« Y a-t-il un espoir que le tortionnaire renoue un jour avec sa conscience ? » est la question qui hante les deux films "Mon pire ennemi" et "Là où dieu n’est pas", diptyque de Mehran Tamadon sur les interrogatoires idéologiques et la violence politique de la République Islamique d’Iran.
« Dans mes films précédents, je nouais des liens avec les soutiens du régime dans l'espoir de les toucher. Est-ce que ce lien est encore possible ? Est-ce possible de toucher ces hommes si dangereux et violents ? Sans doute que oui, mais encore faut-il trouver la bonne clé pour ouvrir leurs portes qui sont si bien verrouillées » s’interroge Mehran Tamadon.
Après deux précédents films mêlant documentaire et démarche artistique, le réalisateur en exil a désormais choisi les clés de la fiction et du recueil de témoignages, auprès de personnes survivantes des geôles et tortionnaires du régime.
« Mon pire ennemi »
Dans Mon Pire ennemi, qui sort en salles le 8 mai, Mehran Tamadon demande à Mojtaba, Hamzeh, Zar et d’autres personnes survivantes, désormais réfugiées en France, de l’interroger, en utilisant les mots et méthodes des agents de la République Islamique d'Iran. Un miroir dressé face aux tortionnaires, révélant leur violence, leur arbitraire et leur absurdité.
Mais faire jouer ou témoigner des personnes survivantes des tortures qu’elles ont subies, n’est-ce pas les replonger dans leurs douleurs et traumatismes ? Lorsque l’actrice Zar Amir Ebrahimi – Grand prix d’interprétation à Cannes en 2022 - et Mehran Tamadon se prêtent à l’exercice, ni l’un ni l’autre ne semblent plus tout à fait maitriser les rôles qu’ils avaient choisi d’endosser, jusqu’à se mettre en danger, ainsi que le projet de film.

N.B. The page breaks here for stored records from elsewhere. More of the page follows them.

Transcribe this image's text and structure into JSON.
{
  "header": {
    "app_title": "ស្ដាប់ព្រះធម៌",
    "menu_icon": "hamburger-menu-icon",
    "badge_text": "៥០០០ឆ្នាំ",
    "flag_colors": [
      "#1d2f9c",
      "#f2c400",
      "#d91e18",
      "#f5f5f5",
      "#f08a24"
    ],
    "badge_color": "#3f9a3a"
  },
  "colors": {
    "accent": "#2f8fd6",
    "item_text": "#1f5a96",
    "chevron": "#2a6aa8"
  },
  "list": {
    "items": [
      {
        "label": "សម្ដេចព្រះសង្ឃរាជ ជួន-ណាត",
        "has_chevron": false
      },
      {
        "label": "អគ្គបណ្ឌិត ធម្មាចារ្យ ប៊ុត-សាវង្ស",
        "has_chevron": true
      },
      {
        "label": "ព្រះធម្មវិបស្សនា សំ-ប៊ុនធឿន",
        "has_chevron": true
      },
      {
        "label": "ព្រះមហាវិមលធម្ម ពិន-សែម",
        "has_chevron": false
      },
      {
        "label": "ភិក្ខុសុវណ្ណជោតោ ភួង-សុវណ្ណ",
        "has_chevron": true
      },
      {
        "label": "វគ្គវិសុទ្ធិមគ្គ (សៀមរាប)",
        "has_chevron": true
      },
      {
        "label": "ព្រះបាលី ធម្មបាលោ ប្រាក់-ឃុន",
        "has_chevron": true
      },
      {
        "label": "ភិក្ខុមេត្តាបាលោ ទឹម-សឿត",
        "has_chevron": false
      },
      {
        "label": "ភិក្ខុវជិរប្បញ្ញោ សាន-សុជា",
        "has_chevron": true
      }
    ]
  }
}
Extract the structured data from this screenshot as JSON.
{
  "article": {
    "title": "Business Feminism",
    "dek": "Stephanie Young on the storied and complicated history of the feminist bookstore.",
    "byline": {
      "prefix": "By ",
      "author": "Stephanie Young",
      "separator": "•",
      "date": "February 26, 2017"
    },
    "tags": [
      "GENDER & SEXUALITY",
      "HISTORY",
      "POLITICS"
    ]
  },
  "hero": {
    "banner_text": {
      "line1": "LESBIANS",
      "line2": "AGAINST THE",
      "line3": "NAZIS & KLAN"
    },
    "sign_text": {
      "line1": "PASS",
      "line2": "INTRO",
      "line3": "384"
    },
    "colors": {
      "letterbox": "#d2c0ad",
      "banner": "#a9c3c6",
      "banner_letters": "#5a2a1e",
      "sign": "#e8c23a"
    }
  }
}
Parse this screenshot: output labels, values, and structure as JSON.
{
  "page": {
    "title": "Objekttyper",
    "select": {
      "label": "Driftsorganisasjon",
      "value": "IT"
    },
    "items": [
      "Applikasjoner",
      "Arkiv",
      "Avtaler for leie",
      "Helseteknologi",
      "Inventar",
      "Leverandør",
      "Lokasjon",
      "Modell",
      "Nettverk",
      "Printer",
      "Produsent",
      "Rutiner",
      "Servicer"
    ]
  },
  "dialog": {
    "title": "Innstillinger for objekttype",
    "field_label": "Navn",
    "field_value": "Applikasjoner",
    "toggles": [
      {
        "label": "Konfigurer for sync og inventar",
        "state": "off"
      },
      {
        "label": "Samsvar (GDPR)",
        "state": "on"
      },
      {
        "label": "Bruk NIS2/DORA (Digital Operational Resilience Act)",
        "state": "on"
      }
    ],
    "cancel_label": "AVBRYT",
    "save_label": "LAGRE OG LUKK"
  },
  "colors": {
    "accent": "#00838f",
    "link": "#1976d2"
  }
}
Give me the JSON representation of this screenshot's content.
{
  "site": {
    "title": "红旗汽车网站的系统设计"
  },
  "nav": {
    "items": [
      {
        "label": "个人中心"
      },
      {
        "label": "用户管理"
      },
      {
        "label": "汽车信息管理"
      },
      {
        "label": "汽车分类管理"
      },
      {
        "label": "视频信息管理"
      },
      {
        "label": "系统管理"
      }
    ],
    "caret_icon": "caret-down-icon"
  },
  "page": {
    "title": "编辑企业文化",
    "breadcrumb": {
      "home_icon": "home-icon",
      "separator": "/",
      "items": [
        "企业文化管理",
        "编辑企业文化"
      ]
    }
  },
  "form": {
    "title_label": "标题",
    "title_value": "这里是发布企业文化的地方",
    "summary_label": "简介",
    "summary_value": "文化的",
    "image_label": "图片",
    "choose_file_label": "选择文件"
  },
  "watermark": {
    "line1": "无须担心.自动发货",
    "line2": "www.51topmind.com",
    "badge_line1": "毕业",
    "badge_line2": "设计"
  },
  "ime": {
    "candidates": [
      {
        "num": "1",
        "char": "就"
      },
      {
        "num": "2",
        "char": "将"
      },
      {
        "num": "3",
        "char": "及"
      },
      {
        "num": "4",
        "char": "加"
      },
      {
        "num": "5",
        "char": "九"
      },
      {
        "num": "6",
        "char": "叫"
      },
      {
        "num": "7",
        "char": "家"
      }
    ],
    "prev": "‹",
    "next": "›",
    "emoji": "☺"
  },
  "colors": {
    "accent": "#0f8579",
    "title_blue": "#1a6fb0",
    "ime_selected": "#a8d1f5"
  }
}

« Sur deux jours d'interrogatoire avec Zar, il y a environ vingt heures d'images. Rien n'était écrit, même si Zar avait enquêté sur moi et préparé des questions en amont que je ne connaissais pas. L’apparition de doutes est au cœur du film. On ne sait plus ce qui est joué et ce qui est réel. Est-ce Zar elle-même qui parle, ou est-ce Zar la comédienne qui joue ? Qui est le bourreau dans cette histoire ? Est-ce elle ou moi ? »
« Là où dieu n'est pas »
En contrepoint, dans Là où Dieu n’est pas, qui sort le 15 mai, le réalisateur part à la rencontre de trois personnes arrêtées, interrogées et torturées par le régime iranien : Taghi, Homa et Mazyar. Tous les trois témoignent avec leurs corps et avec leurs gestes ce que signifie résister, ce que signifie craquer, lorsque l’on est interrogé par les sicaires du régime. Au cœur des interrogations des anciens suppliciés se pose une question terrible, questionnant la possibilité d’un hypothétique pardon : au-delà de l’atrocité des actes, y a-t-il espoir que le tortionnaire renoue un jour avec sa conscience et son humanité ?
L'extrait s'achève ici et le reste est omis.